Addresses are complicated. Very complicated. They are highly irregular and subjective things. And logistics companies have spent billions over the course of decades trying to make sense of them.
Better to capitalize on what others have done than to try to re-invent it.
The data you have is actually pretty meaningful. It just doesn't "feel" very meaningful. Businesses like to have their address data split up into lots of little pieces, but why? What do all of those little pieces mean? Why do they need to be distinct from one another? The data you have is an "address". Keep it, but add to it. Make use of existing information to extrapolate more information.

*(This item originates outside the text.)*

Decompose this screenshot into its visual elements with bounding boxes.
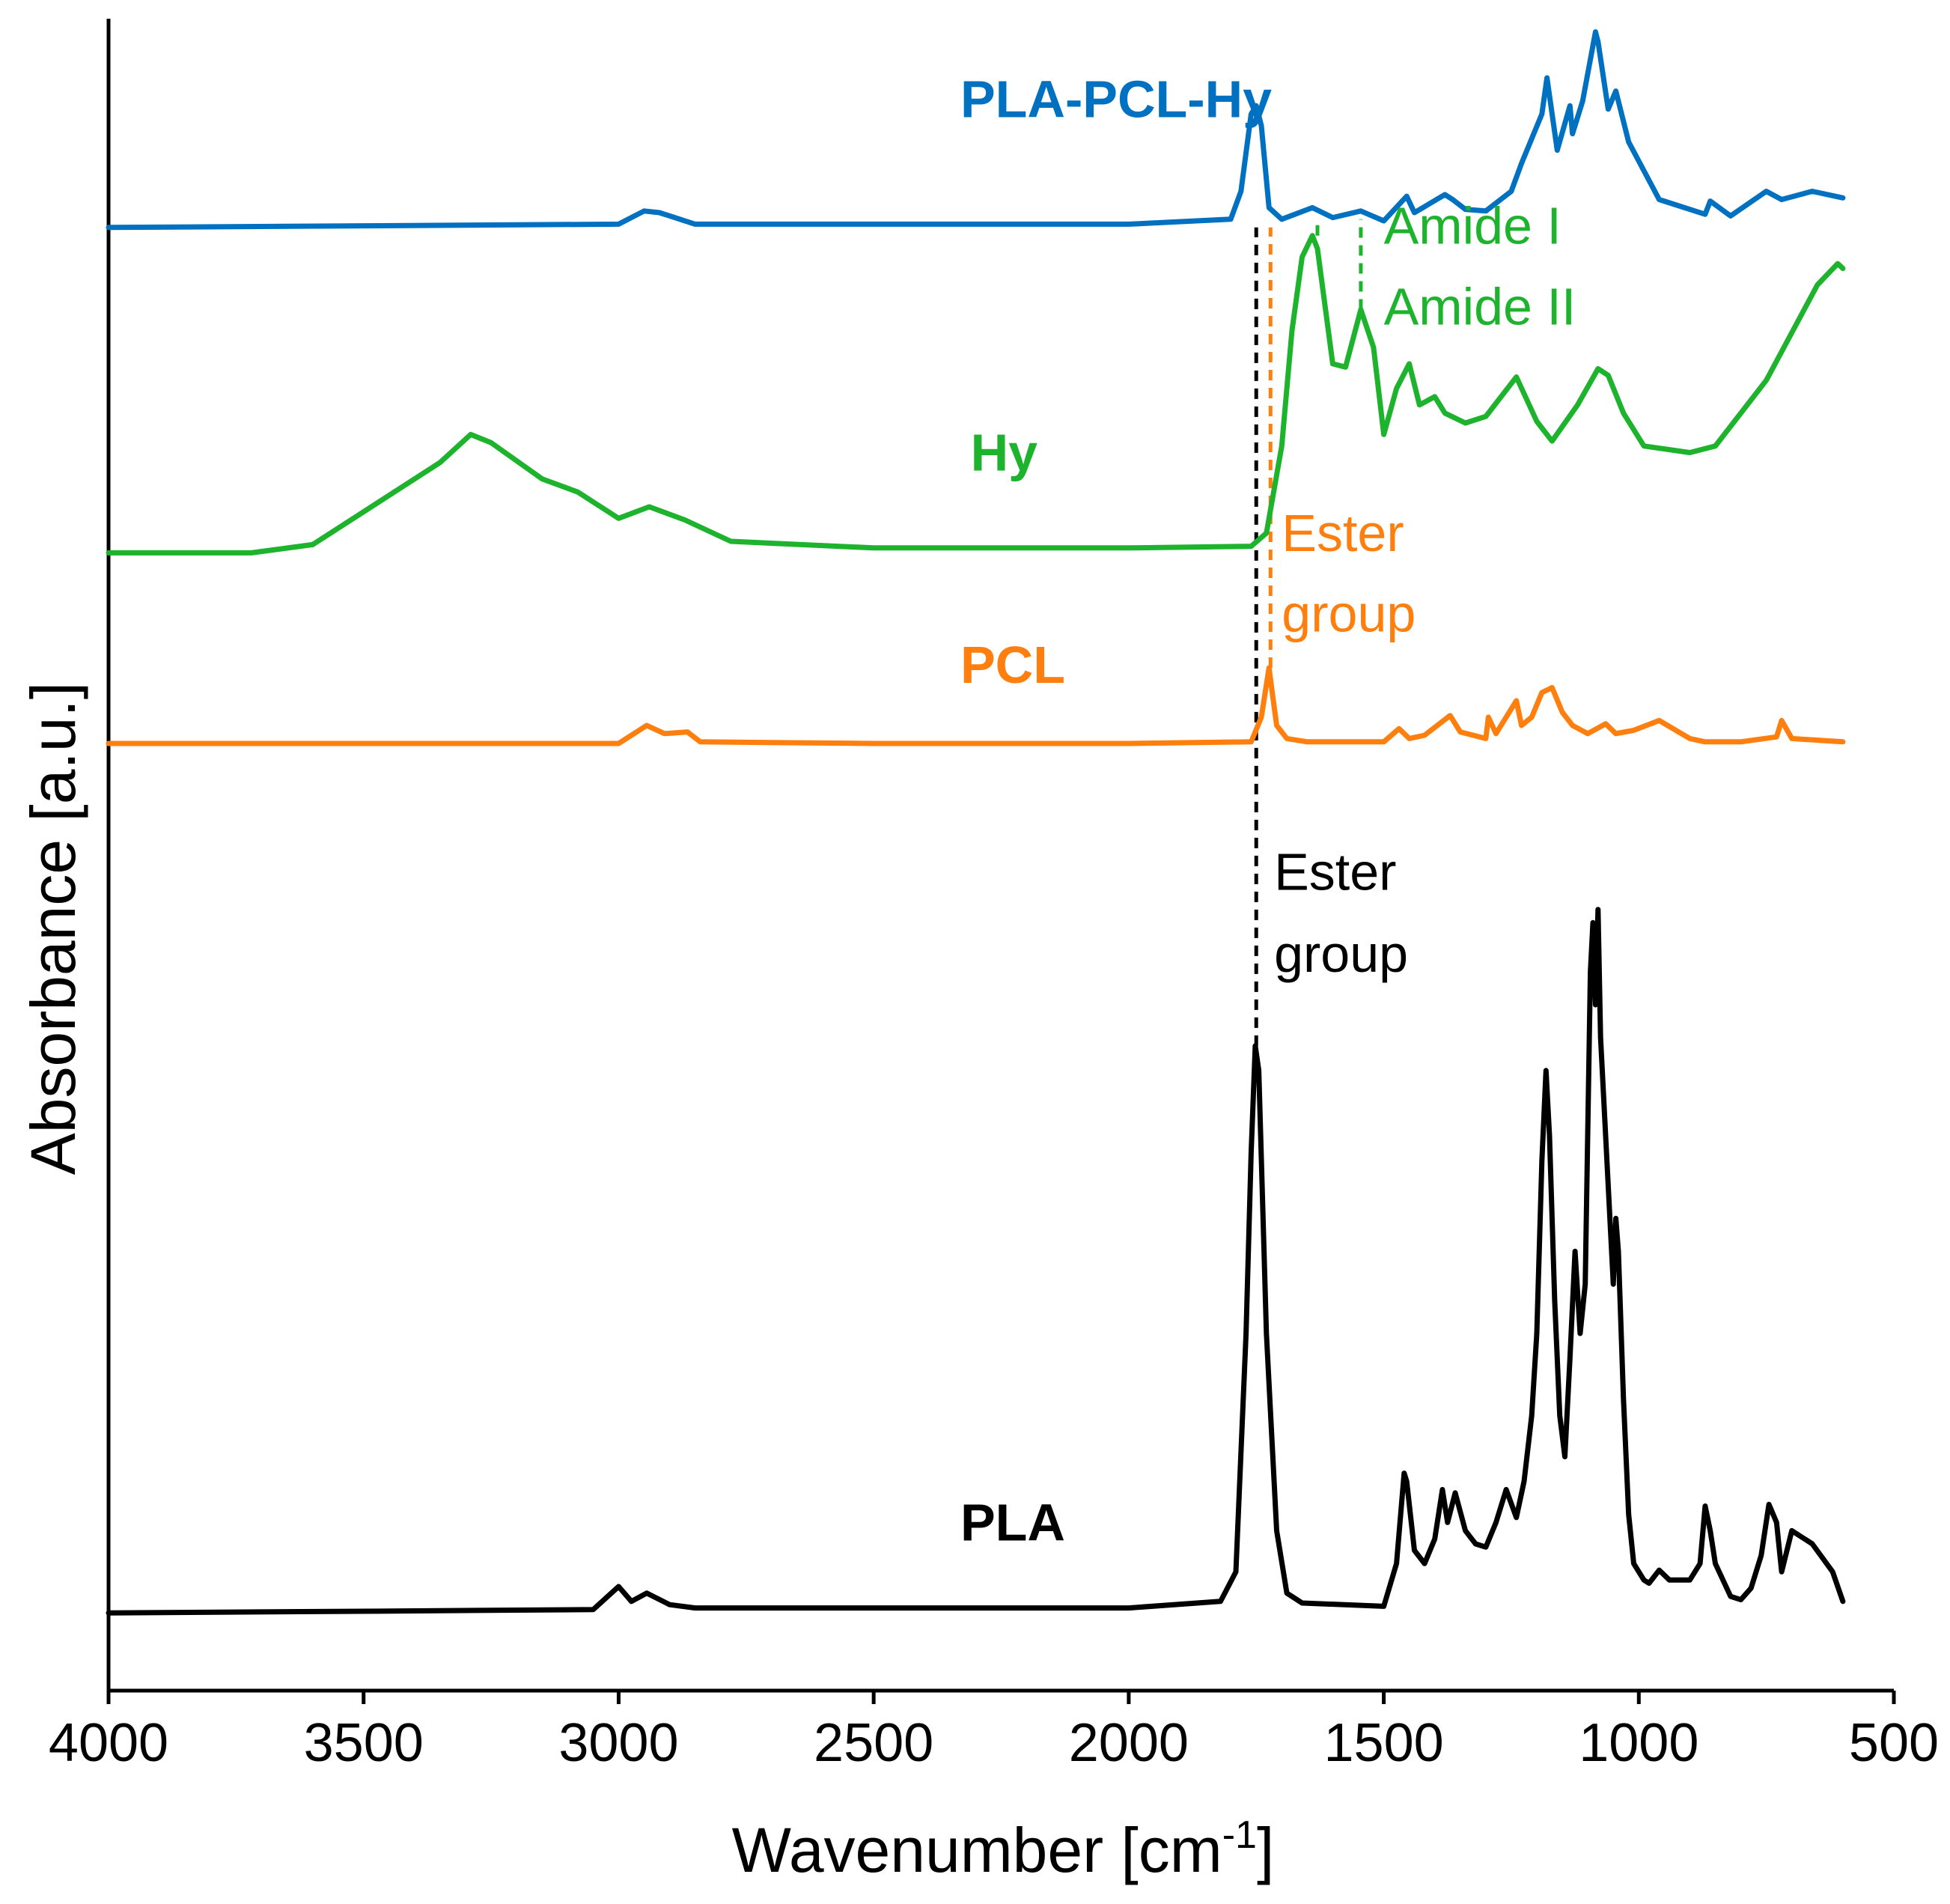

Use a geocoding API (Google? Bing? Some other service? Prices, etc. will vary) to search on the data you have and bring back more strongly-typed data. Store that alongside what you have. For example, you have this:
12003 Main St New York NY 00991
So you make a request here:
http://maps.googleapis.com/maps/api/geocode/json?address=12003+Main+St+New+York+NY+00991&sensor=false
And you get back this:
{
"results" : [
{
"address_components" : [
{
"long_name" : "D R Main Street",
"short_name" : "D R Main Street",
"types" : [ "point_of_interest", "establishment" ]
},
{
"long_name" : "5",
"short_name" : "5",
"types" : [ "street_number" ]
},
{
"long_name" : "West 31st Street",
"short_name" : "W 31st St",
"types" : [ "route" ]
},
{
"long_name" : "Midtown",
"short_name" : "Midtown",
"types" : [ "neighborhood", "political" ]
},
{
"long_name" : "Manhattan",
"short_name" : "Manhattan",
"types" : [ "sublocality", "political" ]
},
{
"long_name" : "New York",
"short_name" : "New York",
"types" : [ "locality", "political" ]
},
{
"long_name" : "New York",
"short_name" : "New York",
"types" : [ "administrative_area_level_2", "political" ]
},
{
"long_name" : "New York",
"short_name" : "NY",
"types" : [ "administrative_area_level_1", "political" ]
},
{
"long_name" : "United States",
"short_name" : "US",
"types" : [ "country", "political" ]
},
{
"long_name" : "10001",
"short_name" : "10001",
"types" : [ "postal_code" ]
},
{
"long_name" : "4414",
"short_name" : "4414",
"types" : []
}
],
"formatted_address" : "D R Main Street, 5 West 31st Street, New York, NY 10001, USA",
"geometry" : {
"location" : {
"lat" : 40.7468529,
"lng" : -73.9865046
},
"location_type" : "APPROXIMATE",
"viewport" : {
"northeast" : {
"lat" : 40.7482018802915,
"lng" : -73.98515561970851
},
"southwest" : {
"lat" : 40.7455039197085,
"lng" : -73.98785358029151
}
}
},
"partial_match" : true,
"types" : [ "point_of_interest", "establishment" ]
}
],
"status" : "OK"
}
Now that is some meaningful-looking data. Maybe not the "units" of data that somebody in your company thought addresses were made of, but meaningful and useful. For any given address in your data, you can automate this.
Let users enter their address the way they know it. Store that subjective address as the user-entered version. Geocode it to get more structured data to store alongside it.